Each headline conveys the gist of the story on its own, without requiring you to click. Even better, each gives you a very good idea of what you'll get if you do click and lets you judge — with a high degree of confidence — whether you'll be interested in the full article. As a result, you won't waste clicks. You'll click through to exactly those news items you want to read.
The site's top news headlines warrant a few additional keystrokes.
One breaking story, for example, had the following headline: "Suspected US missile strike kills four militants in tribal region in north-west Pakistan, officials say."
Readers would certainly know what happened, and would even get the general picture after the first 4 words.
To save space, the headline's writer might have deferred the attribution to the unnamed "officials" to the article itself. That information isn't something people need to know at the headline-scanning stage; an exception would be if a famous person or controversial source had claimed responsibility for the missile strike, in which case the attribution might be a reason for users to click.

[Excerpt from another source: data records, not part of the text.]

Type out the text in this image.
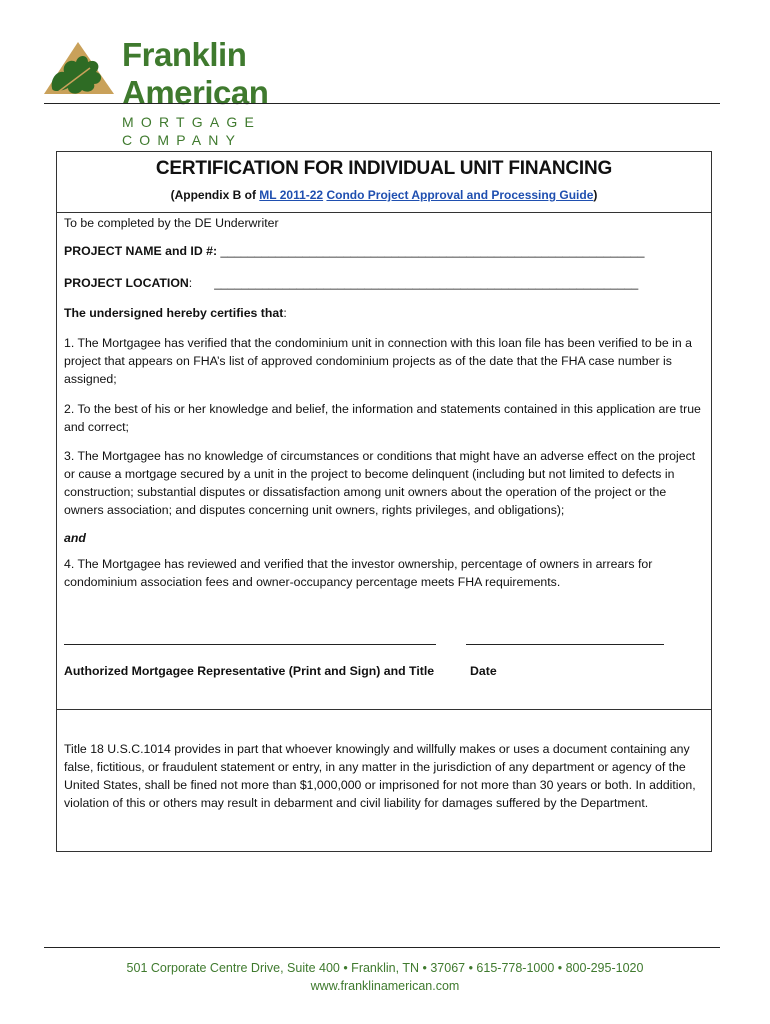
Franklin American
MORTGAGE COMPANY
CERTIFICATION FOR INDIVIDUAL UNIT FINANCING
(Appendix B of ML 2011-22 Condo Project Approval and Processing Guide)
To be completed by the DE Underwriter
PROJECT NAME and ID #: ______________________________________________________________
PROJECT LOCATION: ______________________________________________________________
The undersigned hereby certifies that:
1. The Mortgagee has verified that the condominium unit in connection with this loan file has been verified to be in a project that appears on FHA’s list of approved condominium projects as of the date that the FHA case number is assigned;
2. To the best of his or her knowledge and belief, the information and statements contained in this application are true and correct;
3. The Mortgagee has no knowledge of circumstances or conditions that might have an adverse effect on the project or cause a mortgage secured by a unit in the project to become delinquent (including but not limited to defects in construction; substantial disputes or dissatisfaction among unit owners about the operation of the project or the owners association; and disputes concerning unit owners, rights privileges, and obligations);
and
4. The Mortgagee has reviewed and verified that the investor ownership, percentage of owners in arrears for condominium association fees and owner-occupancy percentage meets FHA requirements.
Authorized Mortgagee Representative (Print and Sign) and Title	Date
Title 18 U.S.C.1014 provides in part that whoever knowingly and willfully makes or uses a document containing any false, fictitious, or fraudulent statement or entry, in any matter in the jurisdiction of any department or agency of the United States, shall be fined not more than $1,000,000 or imprisoned for not more than 30 years or both. In addition, violation of this or others may result in debarment and civil liability for damages suffered by the Department.
501 Corporate Centre Drive, Suite 400 • Franklin, TN • 37067 • 615-778-1000 • 800-295-1020
www.franklinamerican.com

Also, using "4" might be better than using "four" given the general guideline to prefer numerals for online writing. But in this particular headline, the word works as well as the numeral because users aren't likely to be scanning the front page for data about the specific number of militants killed. To research such facts, people would typically start by searching for articles about the missile strike, and then scan one or two to get the numbers.
Roots of Success?
So why is the BBC so good when most others are so bad? Maybe it's in the BBC's blood: The news organization originated as a radio station, where word count is at a premium and you must communicate clearly to immediately grab listeners. In a spoken medium, each word is gone as soon as it's uttered, so convoluted exposition confuses even more than it does in print.

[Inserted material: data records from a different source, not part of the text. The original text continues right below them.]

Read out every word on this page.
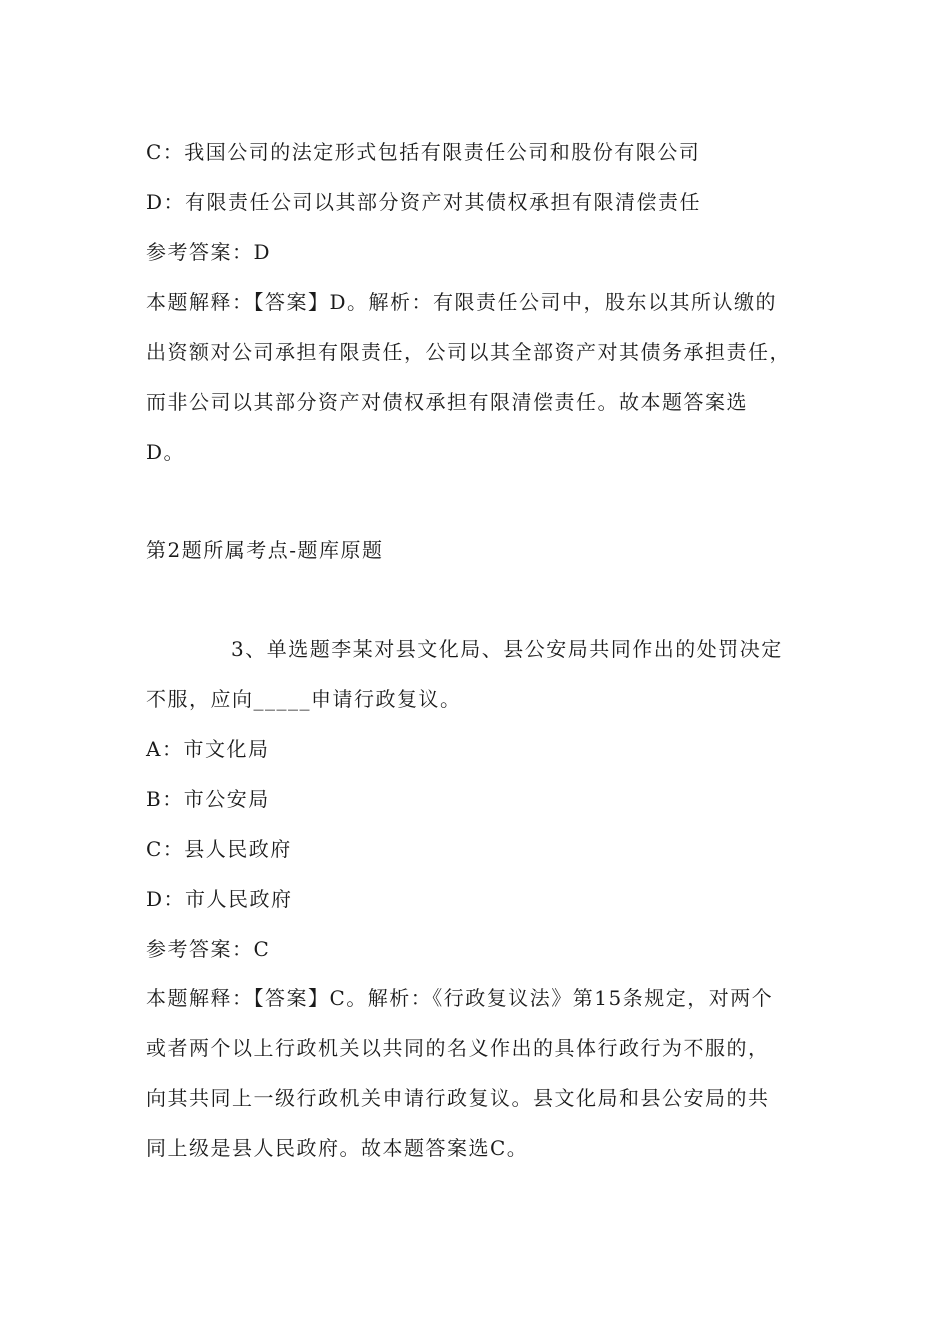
C：我国公司的法定形式包括有限责任公司和股份有限公司

D：有限责任公司以其部分资产对其债权承担有限清偿责任

参考答案：D

本题解释：【答案】D。解析：有限责任公司中，股东以其所认缴的

出资额对公司承担有限责任，公司以其全部资产对其债务承担责任，

而非公司以其部分资产对债权承担有限清偿责任。故本题答案选

D。

第2题所属考点-题库原题

3、单选题李某对县文化局、县公安局共同作出的处罚决定

不服，应向_____申请行政复议。

A：市文化局

B：市公安局

C：县人民政府

D：市人民政府

参考答案：C

本题解释：【答案】C。解析：《行政复议法》第15条规定，对两个

或者两个以上行政机关以共同的名义作出的具体行政行为不服的，

向其共同上一级行政机关申请行政复议。县文化局和县公安局的共

同上级是县人民政府。故本题答案选C。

Ceefax (one of the longest-surviving videotext services) also helped instill conciseness in BBC's journalists until it was closed in 2012. Text on pre-HD televisions had horrible resolution and only allowed for a minute word count (somewhat like mobile).
Whatever the reason, BBC News headlines are almost always written to the highest Web usability standards. Visit the site daily for a week and try to apply some of the BBC editors' discipline to your own headlines.